Algumas entidades pensam de forma diferente. "Embora a regulamentação dos mercados interno e externo de carbono estejam andando em paralelo, são questões distintas e um independe do outro", Davi Bomtempo, gerente-executivo de Meio Ambiente e Sustentabilidade da Confederação Nacional das Indústrias (CNI). "É importante, no entanto, que a metodologia e as métricas adotadas na legislação brasileira sejam aceitas internacionalmente para atrair compradores", completa.

Tributo de carbono e mercado regulado

Dados do Banco Mundial apontam que existem hoje 64 iniciativas de precificação de carbono no mundo, em forma de imposto ou de um mercado. No primeiro caminho, o governo cobra um tributo das empresas por emissão acima dos limites estabelecidos. Foi isso que a Colômbia fez em 2016 sobre a indústria energética, refinarias e petroquímica. "Uma compensação pode ser feita com projetos de energias renováveis e atividades florestais", explica o professor colombiano Santiago Ortega, especialista em energia sustentável.

No mercado regulado ou ETS (sistema de comércio de emissão, em inglês), os governos limitam a quantidade de emissões em determinados setores ou concedem permissões de poluição. É como se as empresas tivessem uma espécie de orçamento com a quantidade de carbono que podem liberar. Para poluir acima da cota, é preciso comprar mais licenças.

Reconhecido como líder nas questões ambientais do continente, o México está trilhando os dois caminhos, a taxa e o mercado regulado. O tributo sobre o carbono, criado em 2013, foi o primeiro em escala nacional do continente americano e o pioneiro de um país em desenvolvimento. A taxa foi fixada em US$ 3/tCO2e incidindo sobre os combustíveis.

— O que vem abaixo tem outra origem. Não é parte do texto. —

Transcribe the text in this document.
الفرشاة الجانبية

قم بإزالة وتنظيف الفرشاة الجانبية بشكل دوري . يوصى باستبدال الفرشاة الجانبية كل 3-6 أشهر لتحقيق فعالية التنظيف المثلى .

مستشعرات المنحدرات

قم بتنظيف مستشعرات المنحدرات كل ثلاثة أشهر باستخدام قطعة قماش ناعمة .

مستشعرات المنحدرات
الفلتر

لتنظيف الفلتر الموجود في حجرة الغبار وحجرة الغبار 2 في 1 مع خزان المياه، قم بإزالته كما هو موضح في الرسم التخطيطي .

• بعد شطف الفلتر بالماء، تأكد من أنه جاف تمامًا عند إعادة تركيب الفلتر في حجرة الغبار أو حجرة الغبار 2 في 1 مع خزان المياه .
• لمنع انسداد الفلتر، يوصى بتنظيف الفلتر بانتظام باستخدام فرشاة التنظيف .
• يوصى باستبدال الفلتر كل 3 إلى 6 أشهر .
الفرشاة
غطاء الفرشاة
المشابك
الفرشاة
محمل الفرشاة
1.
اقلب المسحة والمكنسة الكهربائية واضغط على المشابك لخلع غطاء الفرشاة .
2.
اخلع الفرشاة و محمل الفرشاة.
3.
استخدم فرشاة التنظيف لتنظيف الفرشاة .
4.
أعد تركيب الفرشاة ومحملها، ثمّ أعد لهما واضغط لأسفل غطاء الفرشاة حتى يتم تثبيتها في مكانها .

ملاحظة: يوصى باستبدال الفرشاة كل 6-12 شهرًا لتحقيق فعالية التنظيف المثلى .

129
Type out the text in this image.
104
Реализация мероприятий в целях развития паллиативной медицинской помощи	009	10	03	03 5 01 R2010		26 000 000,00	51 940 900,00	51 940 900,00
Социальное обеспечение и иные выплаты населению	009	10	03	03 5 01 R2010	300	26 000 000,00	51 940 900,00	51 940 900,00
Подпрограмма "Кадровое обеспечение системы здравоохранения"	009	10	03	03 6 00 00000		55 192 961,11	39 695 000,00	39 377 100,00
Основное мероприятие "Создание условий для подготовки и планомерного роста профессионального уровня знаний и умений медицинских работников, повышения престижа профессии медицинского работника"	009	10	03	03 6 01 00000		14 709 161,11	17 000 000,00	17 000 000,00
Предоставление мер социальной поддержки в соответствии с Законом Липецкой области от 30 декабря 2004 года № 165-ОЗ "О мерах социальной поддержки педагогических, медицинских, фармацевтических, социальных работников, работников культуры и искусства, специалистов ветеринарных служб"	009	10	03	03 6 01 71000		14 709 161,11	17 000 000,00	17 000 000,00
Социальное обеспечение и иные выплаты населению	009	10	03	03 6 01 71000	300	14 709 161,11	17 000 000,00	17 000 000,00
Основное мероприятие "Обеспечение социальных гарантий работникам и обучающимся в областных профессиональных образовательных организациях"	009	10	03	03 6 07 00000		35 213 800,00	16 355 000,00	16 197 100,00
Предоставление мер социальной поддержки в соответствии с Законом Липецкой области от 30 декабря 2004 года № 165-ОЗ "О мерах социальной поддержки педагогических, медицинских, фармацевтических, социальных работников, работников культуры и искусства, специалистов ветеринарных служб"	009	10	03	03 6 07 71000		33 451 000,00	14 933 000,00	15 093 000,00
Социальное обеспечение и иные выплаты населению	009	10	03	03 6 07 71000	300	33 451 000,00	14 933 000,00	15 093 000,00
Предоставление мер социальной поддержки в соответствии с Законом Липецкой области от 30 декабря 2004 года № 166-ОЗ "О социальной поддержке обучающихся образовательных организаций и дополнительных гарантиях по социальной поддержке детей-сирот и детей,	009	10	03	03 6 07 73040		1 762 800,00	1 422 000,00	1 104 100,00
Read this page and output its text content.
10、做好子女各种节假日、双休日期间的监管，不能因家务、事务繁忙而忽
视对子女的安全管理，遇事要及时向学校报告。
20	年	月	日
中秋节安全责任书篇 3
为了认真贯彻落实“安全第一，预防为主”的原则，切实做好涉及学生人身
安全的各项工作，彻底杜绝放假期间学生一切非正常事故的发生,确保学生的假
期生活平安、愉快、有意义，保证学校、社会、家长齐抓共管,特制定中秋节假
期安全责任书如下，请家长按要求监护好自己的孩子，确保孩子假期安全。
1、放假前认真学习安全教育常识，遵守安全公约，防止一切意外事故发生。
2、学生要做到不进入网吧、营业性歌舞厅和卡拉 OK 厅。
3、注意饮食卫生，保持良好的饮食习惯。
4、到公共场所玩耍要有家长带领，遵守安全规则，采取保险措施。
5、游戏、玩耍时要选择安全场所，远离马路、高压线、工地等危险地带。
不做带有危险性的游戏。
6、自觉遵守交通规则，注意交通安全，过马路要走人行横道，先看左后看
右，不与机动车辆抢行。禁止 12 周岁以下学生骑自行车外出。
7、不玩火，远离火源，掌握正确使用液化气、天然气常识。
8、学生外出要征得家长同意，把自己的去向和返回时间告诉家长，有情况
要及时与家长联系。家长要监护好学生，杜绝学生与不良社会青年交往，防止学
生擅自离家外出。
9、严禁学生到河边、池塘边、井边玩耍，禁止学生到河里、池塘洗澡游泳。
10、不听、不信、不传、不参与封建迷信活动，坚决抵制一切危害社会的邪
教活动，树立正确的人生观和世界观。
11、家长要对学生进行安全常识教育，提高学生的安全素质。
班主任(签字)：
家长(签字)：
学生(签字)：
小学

O passo seguinte foi a implementação do sistema nacional de inventário obrigatório. A cada três anos, as empresas preenchem um relatório de verificação. O projeto piloto obrigatório começou no ano passado; a operação definitiva começa no ano que vem.

O Chile, por sua vez, foi o primeiro país da América do Sul a criar um imposto sobre as emissões, ainda em 2014. O alvo inicial foram as termelétricas a carvão que chegaram a pagar US$ 5 por tonelada de CO2 liberada na atmosfera. No ano passado, o país iniciou um sistema piloto de compensação que também começará a operar oficialmente no ano que vem.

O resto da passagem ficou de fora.